Secure by Design

Tamper Proof

For our publicly mounted devices there is no physical access to the chip, which is hidden beneath a secure layer that can only be removed by destroying the reader. Housings are secured with security screws and proprietary algorithms, including a built-in accelerometer in the reader that is specifically tuned to detect physical sabotage. In addition, the hardware has built-in tamper detection.

Embedded Software Security

Since all Kisi devices have their own OS, to update and operate independently, we execute critical code in a secure environment that is physically and cryptographically secured and completely on-die with no debug ports (hardware disabled at time of manufacturing). This means each app update we ship is protected by TLS 1.2 with mutual authentication and ephemeral key exchange to ensure privacy and integrity with full PKI chain validation, and also protected in local storage with per-device keys and AES-GCM-AEAD.

Device Connectivity

Devices connect to the Kisi Cloud over TLS-secured IP channels to ensure privacy and integrity with full PKI chain validation.

Over the Air (OTA) Updates

Kisi’s devices are designed to apply firmware updates automatically during off-hours (to keep bandwidth usage low). The updates we run are Over the Air (OTA) with near seamless uptime and are RSA signed with an HSM-hosted RSA key and AES encrypted. Typically we run updates every two weeks and downtime is usually below 10 seconds. That means you’ll never miss new features or critical security updates.

Secure Boot (Chain of Trust)

One of the biggest threats to device security is to run a different firmware without the device knowing it. To prevent this, Kisi uses (aside from industry best practices including 2FA for any deployment accounts) a method called “secure boot” with encrypted code loading. Storage is encrypted with a per-device key meaning that each time a Kisi device starts, it can only run previously verified firmware—an absolute novelty in the physical access industry.

Trusted Manufacturers

Our hardware is manufactured and assembled by trusted partners in Europe and the United States who adhere to the same stringent security policies as we do.

IP Devices

Kisi is a future-proof product that works on the IP layer. This means that Kisi operates on the same local network as your other devices, so you don’t have to pull specific cables for your access control system. One of the reasons we built Kisi is because access control is one of the last domains that does not use IP devices. We believe this must change, as exploitation of physical access vulnerabilities becomes more common.

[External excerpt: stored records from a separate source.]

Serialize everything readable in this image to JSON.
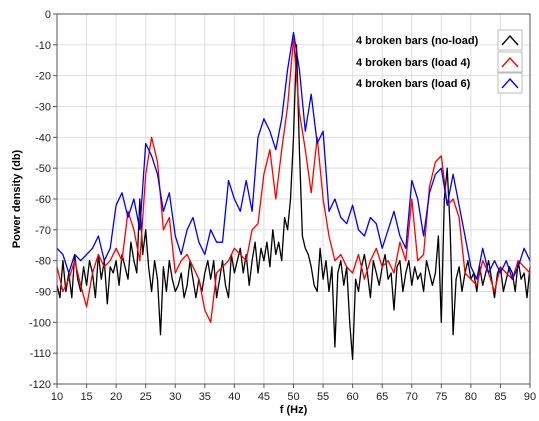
{
  "chart_data": {
    "type": "line",
    "xlabel": "f (Hz)",
    "ylabel": "Power density (db)",
    "xlim": [
      10,
      90
    ],
    "ylim": [
      -120,
      0
    ],
    "x_ticks": [
      10,
      15,
      20,
      25,
      30,
      35,
      40,
      45,
      50,
      55,
      60,
      65,
      70,
      75,
      80,
      85,
      90
    ],
    "y_ticks": [
      0,
      -10,
      -20,
      -30,
      -40,
      -50,
      -60,
      -70,
      -80,
      -90,
      -100,
      -110,
      -120
    ],
    "grid": true,
    "legend_position": "top-right",
    "series": [
      {
        "name": "4 broken bars (no-load)",
        "color": "#000000",
        "x": [
          10,
          10.5,
          11,
          11.5,
          12,
          12.5,
          13,
          13.5,
          14,
          14.5,
          15,
          15.5,
          16,
          16.5,
          17,
          17.5,
          18,
          18.5,
          19,
          19.5,
          20,
          20.5,
          21,
          21.5,
          22,
          22.5,
          23,
          23.5,
          24,
          24.5,
          25,
          25.5,
          26,
          26.5,
          27,
          27.5,
          28,
          28.5,
          29,
          29.5,
          30,
          30.5,
          31,
          31.5,
          32,
          32.5,
          33,
          33.5,
          34,
          34.5,
          35,
          35.5,
          36,
          36.5,
          37,
          37.5,
          38,
          38.5,
          39,
          39.5,
          40,
          40.5,
          41,
          41.5,
          42,
          42.5,
          43,
          43.5,
          44,
          44.5,
          45,
          45.5,
          46,
          46.5,
          47,
          47.5,
          48,
          48.5,
          49,
          49.5,
          50,
          50.5,
          51,
          51.5,
          52,
          52.5,
          53,
          53.5,
          54,
          54.5,
          55,
          55.5,
          56,
          56.5,
          57,
          57.5,
          58,
          58.5,
          59,
          59.5,
          60,
          60.5,
          61,
          61.5,
          62,
          62.5,
          63,
          63.5,
          64,
          64.5,
          65,
          65.5,
          66,
          66.5,
          67,
          67.5,
          68,
          68.5,
          69,
          69.5,
          70,
          70.5,
          71,
          71.5,
          72,
          72.5,
          73,
          73.5,
          74,
          74.5,
          75,
          75.5,
          76,
          76.5,
          77,
          77.5,
          78,
          78.5,
          79,
          79.5,
          80,
          80.5,
          81,
          81.5,
          82,
          82.5,
          83,
          83.5,
          84,
          84.5,
          85,
          85.5,
          86,
          86.5,
          87,
          87.5,
          88,
          88.5,
          89,
          89.5,
          90
        ],
        "y": [
          -88,
          -92,
          -80,
          -90,
          -84,
          -92,
          -78,
          -86,
          -90,
          -82,
          -88,
          -80,
          -84,
          -92,
          -78,
          -86,
          -80,
          -94,
          -82,
          -84,
          -80,
          -88,
          -78,
          -82,
          -86,
          -74,
          -80,
          -84,
          -60,
          -78,
          -70,
          -82,
          -90,
          -80,
          -86,
          -104,
          -82,
          -90,
          -80,
          -86,
          -90,
          -88,
          -84,
          -92,
          -88,
          -80,
          -86,
          -92,
          -86,
          -90,
          -84,
          -80,
          -86,
          -80,
          -92,
          -86,
          -80,
          -88,
          -92,
          -78,
          -84,
          -80,
          -76,
          -84,
          -78,
          -88,
          -80,
          -74,
          -84,
          -76,
          -80,
          -74,
          -82,
          -70,
          -78,
          -74,
          -80,
          -66,
          -70,
          -60,
          -40,
          -10,
          -44,
          -72,
          -76,
          -78,
          -82,
          -88,
          -90,
          -76,
          -86,
          -80,
          -90,
          -82,
          -108,
          -84,
          -80,
          -88,
          -82,
          -100,
          -112,
          -86,
          -90,
          -82,
          -78,
          -84,
          -92,
          -80,
          -84,
          -88,
          -82,
          -78,
          -86,
          -84,
          -96,
          -82,
          -80,
          -90,
          -84,
          -80,
          -88,
          -82,
          -86,
          -84,
          -90,
          -80,
          -84,
          -88,
          -84,
          -72,
          -100,
          -60,
          -50,
          -70,
          -104,
          -86,
          -82,
          -90,
          -84,
          -80,
          -86,
          -84,
          -90,
          -82,
          -88,
          -84,
          -80,
          -86,
          -92,
          -84,
          -82,
          -90,
          -86,
          -82,
          -84,
          -90,
          -80,
          -86,
          -84,
          -92,
          -82
        ]
      },
      {
        "name": "4 broken bars (load 4)",
        "color": "#ff0000",
        "x": [
          10,
          11,
          12,
          13,
          14,
          15,
          16,
          17,
          18,
          19,
          20,
          21,
          22,
          23,
          24,
          25,
          26,
          27,
          28,
          29,
          30,
          31,
          32,
          33,
          34,
          35,
          36,
          37,
          38,
          39,
          40,
          41,
          42,
          43,
          44,
          45,
          46,
          47,
          48,
          49,
          50,
          51,
          52,
          53,
          54,
          55,
          56,
          57,
          58,
          59,
          60,
          61,
          62,
          63,
          64,
          65,
          66,
          67,
          68,
          69,
          70,
          71,
          72,
          73,
          74,
          75,
          76,
          77,
          78,
          79,
          80,
          81,
          82,
          83,
          84,
          85,
          86,
          87,
          88,
          89,
          90
        ],
        "y": [
          -82,
          -90,
          -86,
          -80,
          -88,
          -95,
          -84,
          -78,
          -82,
          -80,
          -76,
          -80,
          -64,
          -70,
          -80,
          -52,
          -40,
          -48,
          -70,
          -66,
          -84,
          -80,
          -78,
          -82,
          -86,
          -96,
          -100,
          -84,
          -82,
          -80,
          -76,
          -78,
          -80,
          -70,
          -68,
          -52,
          -44,
          -60,
          -44,
          -30,
          -8,
          -32,
          -44,
          -58,
          -40,
          -60,
          -72,
          -80,
          -78,
          -82,
          -84,
          -78,
          -86,
          -80,
          -76,
          -82,
          -80,
          -84,
          -74,
          -80,
          -60,
          -80,
          -78,
          -56,
          -48,
          -46,
          -62,
          -60,
          -66,
          -84,
          -86,
          -88,
          -80,
          -84,
          -90,
          -82,
          -84,
          -86,
          -80,
          -82,
          -84
        ]
      },
      {
        "name": "4 broken bars (load 6)",
        "color": "#0000ff",
        "x": [
          10,
          11,
          12,
          13,
          14,
          15,
          16,
          17,
          18,
          19,
          20,
          21,
          22,
          23,
          24,
          25,
          26,
          27,
          28,
          29,
          30,
          31,
          32,
          33,
          34,
          35,
          36,
          37,
          38,
          39,
          40,
          41,
          42,
          43,
          44,
          45,
          46,
          47,
          48,
          49,
          50,
          51,
          52,
          53,
          54,
          55,
          56,
          57,
          58,
          59,
          60,
          61,
          62,
          63,
          64,
          65,
          66,
          67,
          68,
          69,
          70,
          71,
          72,
          73,
          74,
          75,
          76,
          77,
          78,
          79,
          80,
          81,
          82,
          83,
          84,
          85,
          86,
          87,
          88,
          89,
          90
        ],
        "y": [
          -76,
          -78,
          -84,
          -78,
          -80,
          -78,
          -76,
          -72,
          -80,
          -76,
          -62,
          -58,
          -66,
          -60,
          -70,
          -42,
          -46,
          -52,
          -64,
          -58,
          -72,
          -78,
          -70,
          -66,
          -74,
          -78,
          -70,
          -74,
          -74,
          -54,
          -60,
          -64,
          -54,
          -64,
          -40,
          -34,
          -38,
          -44,
          -34,
          -18,
          -6,
          -18,
          -38,
          -26,
          -42,
          -38,
          -64,
          -60,
          -66,
          -68,
          -62,
          -70,
          -72,
          -66,
          -68,
          -76,
          -70,
          -64,
          -72,
          -76,
          -54,
          -60,
          -72,
          -58,
          -52,
          -50,
          -62,
          -52,
          -62,
          -72,
          -82,
          -86,
          -76,
          -84,
          -80,
          -84,
          -80,
          -86,
          -82,
          -76,
          -80
        ]
      }
    ]
  }
}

Device-to-Device Communication

Controllers and Readers communicate with each other through the Kisi Cloud over TLS. Where available, Controllers and Readers also communicate over the local network using AES-encrypted UDP channels. Network communication over UDP signed and AES / HMAC encrypted.

Required Network Settings

All Kisi-powered security ecosystems are configured to follow our network protocol guidelines.This is how we offer industry-leading security practices, even on your local or personal network.

Compliance

Because of our commitment to security and durability, we are compliant with some of the strictest electronic hardware standards. Out of the box, we are GDPR compliant and Privacy Shield certified, Kisi is also configured to comply with HIPAA.

Google Cloud Platform Security Measures

Google has an exceptional security protocol for their web services. Read more about security, one of Google's four pillars of its secure storage of data with end-user privacy safeguards.

At-Rest and In-Transit Encryption

We encrypt data in-transit and at-rest

Automatic Cloud Backup

Kisi devices automatically sync their local storage to the cloud. That means no matter what happens on-site, or even to the device itself, your data will be safe and sound and enables failovers to guarantee availability.

Reliability

GCP and our cloud architecture eliminate any single point of failure in your security system. We also utilize Web Application Firewall to mitigate DoS attacks.

International Compliance

GDPR Compliance & Privacy Shield Certified

Passwords

Passwords hashed with commonly used password hashing algorithm.

Single Sign-On using SAML 2.0

We partner with the most trusted single sign-on (SSO) providers in the industry using SAML 2.0 with signature verification for organization users, including Okta, OneLogin, Google Business Apps and Azure Active Directory—not only for administrative access but for end-user access as well. This means that your doors are secured with SSO.

Two-Factor Authentication (2FA)

If you prefer not to use SSO, we also offer a robust Two-Factor Authentication system. Even if physical credentials (access cards) are shared, the user has to confirm receipt of these cards via the email associated with the user to prevent abuse.

Role-Based Access Control

Easily customize individual and group access settings to thoughtfully assign access to the right people and to share sensitive data. Since many of Kisi’s admins utilize centralized access control for many different facilities spread out across the country, Kisi provides the possibility to add administrators per place and global admins.

Audit Logs

Comprehensive audit logs specify who has accessed your system, and any changes they have made. Kisi also provides event logs via RESTful API so they can be pulled in corporate system logging or audit control tools.